Lucien De Busscher: The cost of healthcare currently stands at between 8 and 10 percent of GDP and is rising. We want to live longer and stay healthier longer. But naturally, there’s a price for this. You have more expensive robotic surgery, you have all kinds of new technology and therapies that cost many times more than traditional therapies.
Peter Hinssen: Technology can bring down health costs, I’m absolutely convinced of that. Take gene sequencing: twenty years ago it was astronomically expensive, now the cost is almost trivial. So I can now take this genome test. But what do I actually gain from that? We shouldn’t just use technology to learn more, but to really make healthcare better. Otherwise patients will be incredibly disappointed.
Jo Caudron: When a doctor suggests an innovative therapy that’s more expensive, but can deliver a better outcome, the consumer doesn’t object. But the question is: who pays? We all know examples of expensive treatments that aren’t reimbursed, like Baby Pia.
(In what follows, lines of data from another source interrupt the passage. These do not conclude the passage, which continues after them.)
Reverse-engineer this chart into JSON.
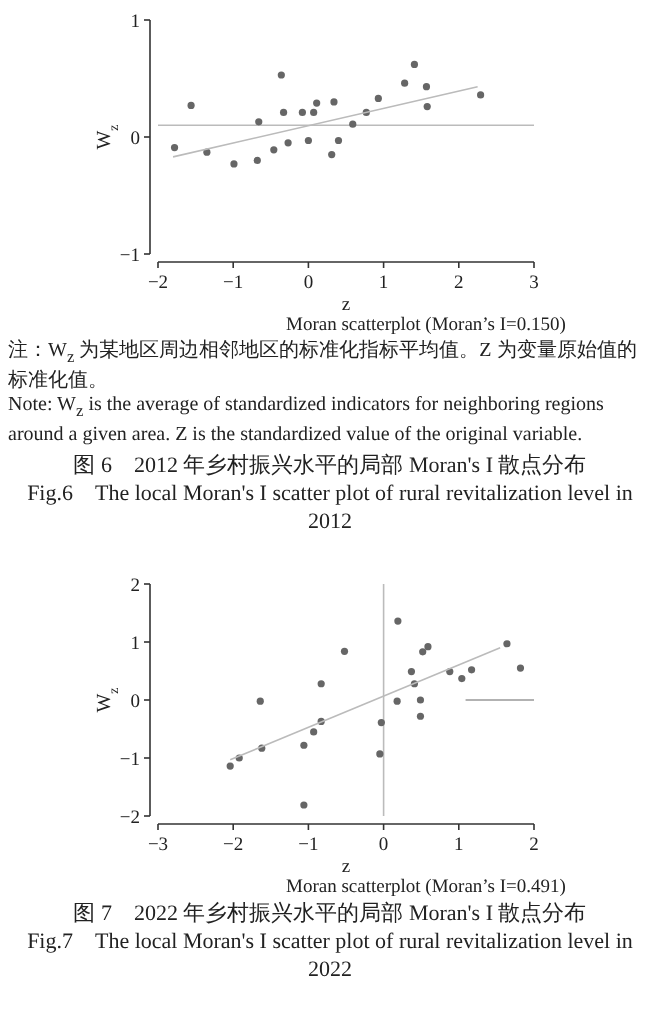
{
  "chart_data": [
    {
      "type": "scatter",
      "title": "图 6　2012 年乡村振兴水平的局部 Moran's I 散点分布",
      "subtitle": "Fig.6　The local Moran's I scatter plot of rural revitalization level in 2012",
      "xlabel": "z",
      "ylabel": "W$_{z}$",
      "xlim": [
        -2,
        3
      ],
      "ylim": [
        -1,
        1
      ],
      "xticks": [
        -2,
        -1,
        0,
        1,
        2,
        3
      ],
      "yticks": [
        -1,
        0,
        1
      ],
      "marker": "circle",
      "annotations": [
        "Moran scatterplot (Moran’s I=0.150)",
        "注：W$_{z}$ 为某地区周边相邻地区的标准化指标平均值。Z 为变量原始值的标准化值。",
        "Note: W$_{z}$ is the average of standardized indicators for neighboring regions around a given area. Z is the standardized value of the original variable."
      ],
      "ref_lines": [
        {
          "axis": "y",
          "value": 0.1,
          "color": "#bbbbbb"
        }
      ],
      "series": [
        {
          "color": "#666666",
          "x": [
            -1.78,
            -1.35,
            -0.99,
            -0.68,
            -0.46,
            -0.27,
            0.0,
            0.4,
            0.31,
            -1.56,
            -0.36,
            -0.66,
            -0.33,
            -0.08,
            0.07,
            0.11,
            0.34,
            0.59,
            0.77,
            0.93,
            1.41,
            1.28,
            1.57,
            1.58,
            2.29
          ],
          "values": [
            -0.09,
            -0.13,
            -0.23,
            -0.2,
            -0.11,
            -0.05,
            -0.03,
            -0.03,
            -0.15,
            0.27,
            0.53,
            0.13,
            0.21,
            0.21,
            0.21,
            0.29,
            0.3,
            0.11,
            0.21,
            0.33,
            0.62,
            0.46,
            0.43,
            0.26,
            0.36
          ]
        },
        {
          "type": "line",
          "marker": "none",
          "color": "#bbbbbb",
          "x": [
            -1.8,
            2.25
          ],
          "values": [
            -0.17,
            0.43
          ]
        }
      ]
    },
    {
      "type": "scatter",
      "title": "图 7　2022 年乡村振兴水平的局部 Moran's I 散点分布",
      "subtitle": "Fig.7　The local Moran's I scatter plot of rural revitalization level in 2022",
      "xlabel": "z",
      "ylabel": "W$_{z}$",
      "xlim": [
        -3,
        2
      ],
      "ylim": [
        -2,
        2
      ],
      "xticks": [
        -3,
        -2,
        -1,
        0,
        1,
        2
      ],
      "yticks": [
        -2,
        -1,
        0,
        1,
        2
      ],
      "marker": "circle",
      "annotations": [
        "Moran scatterplot (Moran’s I=0.491)"
      ],
      "ref_lines": [
        {
          "axis": "x",
          "value": 0,
          "color": "#bbbbbb"
        }
      ],
      "series": [
        {
          "color": "#666666",
          "x": [
            0.19,
            -0.52,
            0.59,
            0.52,
            1.64,
            1.82,
            0.37,
            0.88,
            1.17,
            1.04,
            0.41,
            -0.83,
            -1.64,
            0.18,
            0.49,
            0.49,
            -0.03,
            -0.83,
            -0.93,
            -1.06,
            -1.62,
            -1.92,
            -2.04,
            -0.05,
            -1.06
          ],
          "values": [
            1.36,
            0.84,
            0.92,
            0.83,
            0.97,
            0.55,
            0.49,
            0.49,
            0.52,
            0.37,
            0.28,
            0.28,
            -0.02,
            -0.02,
            0.0,
            -0.28,
            -0.39,
            -0.37,
            -0.55,
            -0.78,
            -0.83,
            -1.0,
            -1.14,
            -0.93,
            -1.81
          ]
        },
        {
          "type": "line",
          "marker": "none",
          "color": "#bbbbbb",
          "x": [
            -2.04,
            1.55
          ],
          "values": [
            -1.03,
            0.9
          ]
        },
        {
          "type": "line",
          "marker": "none",
          "color": "#999999",
          "x": [
            1.09,
            2
          ],
          "values": [
            0,
            0
          ]
        }
      ]
    }
  ]
}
So you need to have a public debate. Do we opt for a welfare state in which we contribute a lot for democratic, common healthcare? Then, it can’t be that you get worse care if you pay less. Or do we roll the system back and pay less in basic contributions, and you have to take out extra insurance? That works in lots of countries. And that’s a political decision.
Peter Hinssen: The only way to deal with this is a real change in health: from sick care to health care. Our health care is still largely based on a patient with a problem. We then solve that problem. We need to make the shift to a much more proactive approach. As has happened in dental care. It used to be all about extracting teeth. But now you make sure your teeth don’t need to be taken out. That’s a fundamental shift.
I can’t see that happening in my lifetime. But possibly in my children’s or grandchildren’s: by using technology to build personalized solutions in a highly creative way. I sometimes think that’s a shame, because we’ll experience a real wave of opportunities in the coming decades.